The Brothers' Lot - Kevin Holohan [82]
Scully’s mind drifted through the blur of words around him and down the front of Sharon McGoldrick’s blue bank clerk’s uniform. There it dwelt on the alluring bulges of her soft, heavy-looking breasts. For two weeks now he had been dawdling on his way home to run into her. She wore lipstick and high heels when she went out on Saturday nights, clattering down their grim little street and away into the mysterious world that her three years of seniority over Scully and a job entitled her to. Despite all evidence to the contrary, Scully still harbored the fantasy that, with a little persistence, he could get her to go down to the canal with him.
Lynch was busy picturing himself in front of Stone’s lumberyard. The gate was wide open and there was no one in sight. The box of matches in his pocket sang with promise and joy. His mouth watered at the imagined smell of burning resin. He could almost taste the sweet wood smoke already.
Brian Egan sat tight-lipped and pushed hard with his stomach muscles. This was something he had become good at. The panic and the shouting would well up inside him and he would push it back down with his diaphragm. Smalley Mullen counted the three warm pennies in his palm over and over, and McDonagh wondered if God was listening and, if so, did he speak Irish. Through all the activity, the closest thing to prayer was Finbar’s fervent wish that none of it was really happening. Finally the decade of the rosary was over.
Just when the boys were ready to get up and go, Pollock announced: “We will now pause in silence and pay our respects to our dear departed Brother in Christ.”
He moved toward the back of the room. Craftily he pulled up his jacket sleeve: ten-fifteen. If he could drag this out for a few more minutes he could avoid that awful too-short-to-actually-teach-anything-too-long-to-just-kill-time period back in the classroom.
“I will be outside on the landing, I wish to have a word with Brother Cox. Let there be no carry-on or you will know all about it.”

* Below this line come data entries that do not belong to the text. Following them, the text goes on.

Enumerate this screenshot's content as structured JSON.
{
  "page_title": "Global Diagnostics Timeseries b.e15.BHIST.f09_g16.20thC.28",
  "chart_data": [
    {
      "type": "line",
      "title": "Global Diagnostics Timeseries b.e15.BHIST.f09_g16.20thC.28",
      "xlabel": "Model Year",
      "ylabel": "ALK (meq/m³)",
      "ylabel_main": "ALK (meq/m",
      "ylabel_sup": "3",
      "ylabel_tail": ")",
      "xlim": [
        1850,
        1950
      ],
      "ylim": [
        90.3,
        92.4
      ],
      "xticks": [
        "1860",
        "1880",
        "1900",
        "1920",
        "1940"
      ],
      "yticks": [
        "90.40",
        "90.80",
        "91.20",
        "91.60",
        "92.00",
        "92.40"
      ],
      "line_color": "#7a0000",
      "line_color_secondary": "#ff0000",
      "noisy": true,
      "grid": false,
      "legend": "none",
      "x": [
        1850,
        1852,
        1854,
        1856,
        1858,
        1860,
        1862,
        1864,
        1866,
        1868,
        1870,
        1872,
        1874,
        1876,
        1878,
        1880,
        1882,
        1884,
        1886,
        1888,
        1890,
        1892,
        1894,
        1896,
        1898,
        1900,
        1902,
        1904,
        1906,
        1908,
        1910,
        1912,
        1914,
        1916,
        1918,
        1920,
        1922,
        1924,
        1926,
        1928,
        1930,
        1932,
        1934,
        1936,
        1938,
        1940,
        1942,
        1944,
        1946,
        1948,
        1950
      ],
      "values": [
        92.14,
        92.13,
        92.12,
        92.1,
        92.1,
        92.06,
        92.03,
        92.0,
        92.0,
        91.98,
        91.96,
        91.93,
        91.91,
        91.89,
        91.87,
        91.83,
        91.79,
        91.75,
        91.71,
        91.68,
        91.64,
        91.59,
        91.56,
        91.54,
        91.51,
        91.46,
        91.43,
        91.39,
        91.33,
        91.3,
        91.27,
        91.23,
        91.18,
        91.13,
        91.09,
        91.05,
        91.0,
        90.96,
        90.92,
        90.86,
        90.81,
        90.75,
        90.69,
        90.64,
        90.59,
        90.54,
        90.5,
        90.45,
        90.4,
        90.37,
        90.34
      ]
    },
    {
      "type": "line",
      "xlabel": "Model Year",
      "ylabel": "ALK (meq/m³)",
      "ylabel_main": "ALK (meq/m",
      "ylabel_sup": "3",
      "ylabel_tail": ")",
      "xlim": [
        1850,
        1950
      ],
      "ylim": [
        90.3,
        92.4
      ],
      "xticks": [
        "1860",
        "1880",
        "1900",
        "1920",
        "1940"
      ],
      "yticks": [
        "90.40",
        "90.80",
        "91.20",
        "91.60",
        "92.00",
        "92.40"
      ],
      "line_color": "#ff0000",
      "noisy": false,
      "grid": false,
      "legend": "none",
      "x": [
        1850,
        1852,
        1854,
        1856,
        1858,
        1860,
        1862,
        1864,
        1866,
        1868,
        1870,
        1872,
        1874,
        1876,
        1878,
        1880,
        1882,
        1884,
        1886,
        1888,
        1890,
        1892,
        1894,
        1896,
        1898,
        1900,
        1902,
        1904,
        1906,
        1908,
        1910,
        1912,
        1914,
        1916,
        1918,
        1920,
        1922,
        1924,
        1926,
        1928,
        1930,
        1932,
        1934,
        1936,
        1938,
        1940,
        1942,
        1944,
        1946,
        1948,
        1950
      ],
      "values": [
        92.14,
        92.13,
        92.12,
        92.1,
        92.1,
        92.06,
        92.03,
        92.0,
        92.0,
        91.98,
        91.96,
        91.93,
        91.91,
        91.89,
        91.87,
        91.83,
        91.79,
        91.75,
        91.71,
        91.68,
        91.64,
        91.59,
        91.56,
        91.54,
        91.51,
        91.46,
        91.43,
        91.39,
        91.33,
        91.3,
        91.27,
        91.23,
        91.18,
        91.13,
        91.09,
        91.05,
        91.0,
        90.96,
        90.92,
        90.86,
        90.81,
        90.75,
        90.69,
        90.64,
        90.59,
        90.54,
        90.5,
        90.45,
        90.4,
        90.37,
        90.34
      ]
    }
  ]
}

He stepped out onto the empty landing, leaving the oratory door ajar behind him. Brother Cox was nowhere to be seen. Fifteen little squeaks of his brothel-creepers took him out onto the fire escape overlooking the empty cloistered the garden. He lit a cigarette and inhaled deeply, rejoicing in the brisk early-spring air and the mournful calling of crows in the nearby trees.
Scully lay on the floor and peered through the crack in the door. “Gone for a smoke,” he whispered to the others.
This was not exactly the ideal set-up for mischief. What could you get up to in an oratory with a dead body lying out in state? That was what Finbar thought, anyway. Lynch, however, would not have agreed. Mischief might not have been the exact word in Lynch’s head, but like every other time he had been left unsupervised something cloudy was humming in his head. Solemnly he approached the coffin. He stood at its head and joined his hands in front of himself in prayerful attitude. The low buzz of conversation that had begun just after Mr. Pollock’s departure dwindled and died into silence.
“And pray tell us what you might be doing, Mr. Lynch, sor? It is not often we see your hands joined except to wield a crowbar.” Finbar couldn’t help it. The impression of Pollock just spilled out of him in a nervous overflow. A couple of boys laughed and Finbar felt a tiny satisfying glow inside.
Lynch turned and Finbar caught the tiniest hint of an approving smile in his look. The boys fell silent again. Then Lynch turned, bowed his head reverently, and began to speak: “Kennedy, ye aul dead bastard, ye’re dead aren’t ye?”
The silence darkened a little. How far would Lynch go with this?